Wider labor movement fears: retirement funds and systemic risk
The AFT is not alone. The American Federation of Labor and Congress of Industrial Organizations (AFL‑CIO) has raised similar objections, arguing in an earlier letter that the market structure proposals could increase workers’ exposure by effectively green‑lighting retirement plans to hold what it deems a “risky asset.” These groups fear that a broad blessing of digital assets within regulated structures could amplify volatility and undermine financial stability if market downturns hit retirement portfolios.

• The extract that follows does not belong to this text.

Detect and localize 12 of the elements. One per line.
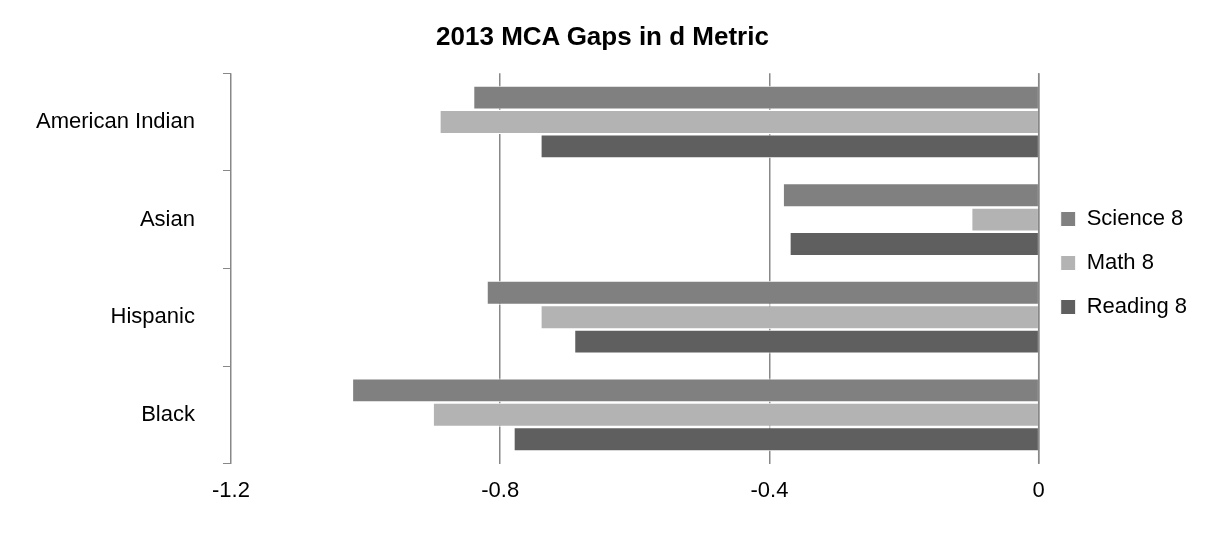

Their concern is magnified by the size of the retirement system. Public pension funds, including teachers’ plans, collectively held more than 6.5 trillion dollars in assets as of Q2 2025, while total US retirement assets across all types of plans were about 45.8 trillion dollars. Even limited exposure to crypto assets through ETFs or structured products could therefore, transmit blockchain technology market shocks into the traditional retirement system on a large scale.
Trump administration pushes for more crypto in retirement plans
At the same time that unions are pressing the Senate to slow down, US President Donald Trump is moving in the opposite direction via executive action. In August, he signed an order directing the Labor Department to reconsider restrictions on alternative assets, explicitly including digital assets in 401(k) and other defined‑contribution plans. This policy push signals a desire to make crypto more accessible within tax‑advantaged retirement accounts, a development closely watched in crypto news circles.
Financial institutions are already responding. Morgan Stanley has reportedly allowed its advisers to suggest certain crypto funds as part of retirement portfolios for suitable clients, and some state‑run pension systems in Michigan and Wisconsin have gained indirect crypto exposure through digital asset‑linked exchange‑traded funds. These moves deepen the connection between blockchain technology markets and the traditional retirement system, even before any new Senate market structure bill is finalized.
Next steps for crypto pur investors watching Washington
For the crypto pur community, the clash between labor unions, Congress, and the White House underscores how politically sensitive crypto’s role in long-term savings has become. On one side, unions argue that prematurely “normalizing” crypto inside retirement structures could endanger workers who do not fully understand the volatility and unique risks of digital assets. On the other, policymakers and some asset managers see a chance to broaden investor choice and integrate crypto into mainstream financial products.
Senator Cynthia Lummis, one of the most vocal advocates for a comprehensive digital asset market structure bill, has suggested that an updated draft from the Senate Banking Committee could arrive before Congress breaks for the holidays, potentially with a markup hearing to follow. Until the final language is clear, both supporters and critics will continue to press their cases, knowing that any decision could reshape how blockchain-based assets fit into the retirement landscape for years to come.